12 Days Postpartum and Feeling Everything All at Once
I’m 12 days postpartum after a C-section, and I honestly didn’t expect this phase to feel so overwhelming emotionally and physically.
My husband has been incredibly supportive — genuinely doing everything he can — and I’m grateful for that every single day. But despite having support, I still find myself crying over the smallest things. Random thoughts, random moments, even nothing at all sometimes.
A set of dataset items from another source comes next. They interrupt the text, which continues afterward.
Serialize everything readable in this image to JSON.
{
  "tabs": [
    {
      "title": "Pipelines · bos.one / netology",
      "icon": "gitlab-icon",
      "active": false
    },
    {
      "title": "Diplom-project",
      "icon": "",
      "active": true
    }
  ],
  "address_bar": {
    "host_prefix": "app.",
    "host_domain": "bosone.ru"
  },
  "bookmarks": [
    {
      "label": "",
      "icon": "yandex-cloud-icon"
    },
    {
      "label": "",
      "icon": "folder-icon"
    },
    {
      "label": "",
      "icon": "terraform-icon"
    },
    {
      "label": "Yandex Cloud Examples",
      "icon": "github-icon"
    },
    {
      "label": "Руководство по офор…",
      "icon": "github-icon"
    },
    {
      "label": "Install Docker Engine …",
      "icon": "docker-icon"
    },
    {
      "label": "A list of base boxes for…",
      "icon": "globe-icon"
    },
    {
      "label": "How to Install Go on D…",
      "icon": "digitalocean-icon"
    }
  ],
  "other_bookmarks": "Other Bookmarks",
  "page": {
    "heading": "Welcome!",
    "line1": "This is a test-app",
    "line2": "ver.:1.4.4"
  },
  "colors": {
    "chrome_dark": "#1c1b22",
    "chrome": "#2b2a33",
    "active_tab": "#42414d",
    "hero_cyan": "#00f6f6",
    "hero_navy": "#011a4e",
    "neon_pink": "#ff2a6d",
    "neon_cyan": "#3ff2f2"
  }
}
One minute I’m staring at my baby completely in love, and the next minute I’m wondering if I’m doing enough for him. If I’m feeding him enough, comforting him enough, holding him enough… basically questioning myself constantly.
And breastfeeding… nobody prepared me for how hard it could be. My nipples are sore, I’m using ointments and shields, trying to figure out latch, timing, positions — all while running on broken sleep. I knew newborn days would be tiring, but the combination of recovery + feeding + sleep deprivation hits differently when you’re actually living it.
Recovering from a C-section while caring for a tiny human feels like such a strange mix of strength and vulnerability. My body is healing, hormones are everywhere, and emotionally I just miss my mom so much right now. I keep thinking about how badly I want to go stay with her for some comfort and familiarity.
I don’t even know what I’m looking for by posting this. Maybe just to vent. Maybe to hear that this gets better. Maybe to know I’m not the only one who feels emotional even when things are “good.”
Because right now, postpartum feels beautiful, exhausting, emotional, painful, magical, lonely, and overwhelming — all at the same time.